The US president was not fazed. He will speak openly about human rights during his visit to Cuba. He has said it and he is going to do it. But there is more: Barack Obama, apparently, will not visit Fidel Castro. (Beware: never say never to this dictator.) At least for now he will inhibit the anthropological curiosity that this Tyrannosaurus Rex always awakens. Today he is a hunched caricature of himself, but there is a certain morbid fascination about conversing with a historic gentleman who has had the ingenuity to spend 60 years flitting through the news programs.
Obama, what’s more, will have the generosity to meet with some of the democrats of the opposition. There is a whole message there. It is a good lesson for the Argentine President Mauricio Macri, who has not yet been, and for French President Francois Hollande, who already passed through Havana and didn’t have the civic courage to make a gesture of solidarity with the dissidents. Obama will meet with the most hard line. He will give his blessing to the fighters. The most beaten up and toughened. Those whom the political police falsely classify as terrorists and CIA agents.
In any case, I think Obama has misjudged the hornet’s nest he has gotten himself into. He has unilaterally decreed the end of the Cold War with Cuba, despite the fact that the island insists on supporting the North Koreans militarily, supporting the terrorists of the Middle East, backing Syrian Bashar al-Assad and the Iranian ayatollahs. Nor does it matter that it directs the orchestra of the countries of 21st Century Socialism (Cuba, Venezuela, Bolivia, Ecuador and Nicaragua), all of them decidedly anti-American and determined to revive the battle left unfinished by the USSR.
Obama feels invulnerable. He is riding an enormous elephant, the largest history has ever known, and from his perspective as the primary planetary power these quaint Latin American dwarfs are like fleas that will naturally be crushed by the weight of an inevitable and overwhelming reality.

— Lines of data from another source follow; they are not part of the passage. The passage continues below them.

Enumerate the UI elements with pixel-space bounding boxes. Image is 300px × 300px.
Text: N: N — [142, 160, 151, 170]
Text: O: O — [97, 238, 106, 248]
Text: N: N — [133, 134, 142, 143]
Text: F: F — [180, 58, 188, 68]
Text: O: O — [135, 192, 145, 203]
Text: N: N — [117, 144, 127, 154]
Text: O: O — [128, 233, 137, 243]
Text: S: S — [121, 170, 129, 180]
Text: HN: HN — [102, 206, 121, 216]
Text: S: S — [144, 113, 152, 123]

It could happen, but there is a serious problem of logic. At the Summit of the Americas in Panama, Obama declared that the United States had renounced trying to change the Cuban regime while, simultaneously, saying it would continue to promote the defense of human rights and a Western democratic vision. This is a clear contradiction.
The Castros’ dictatorship violates human rights precisely because it subscribes to the Leninist viewpoint that they are subterfuges of the callous capitalist bourgeoisie. They do not believe in them. “The Revolution” subscribes to other values, expressed in the so-called “social rights,” and, to achieve them, grants the Communist Party the sole and total direction of society. That is what the Constitution says, inspired by the one Stalin imposed on the USSR in the thirties
When a Cuban freely expresses her opinion and it contradicts the communist dogma, she is not exercising the right to free expression of thought, but committing a crime. When two or more Cubans try to get together to defend their ideals or interests outside of official channels, they are not exercising the right of assembly. They are committing a crime.
These outrages will not end as long as there is no change of regime on the island. It is clear that the vast majority of Cubans living in their own country will look on this visit with great enthusiasm. It is possible that the thaw will improve living conditions for some Cubans. And it is more than likely that certain US exporters will benefit from the opening of this famished market, but the bill will ultimately be paid by US taxpayers.
Nevertheless, there will be no freedoms, nor respect for human rights, nor will there be an end to militant anti-Americanism and the spirit of the Cold War, as long as the totalitarian regime continues and is not replaced by a real democracy. And that, painfully, means that unilateral concessions will continue to be made with no cost to the dictatorship. Appeasement has never been a good policy, as has been confirmed in North Korea with the dynasty founded by Kim Il-Sung, and as we have already seen in Adolf Hitler’s Germany. Bullies confuse kindness with weakness.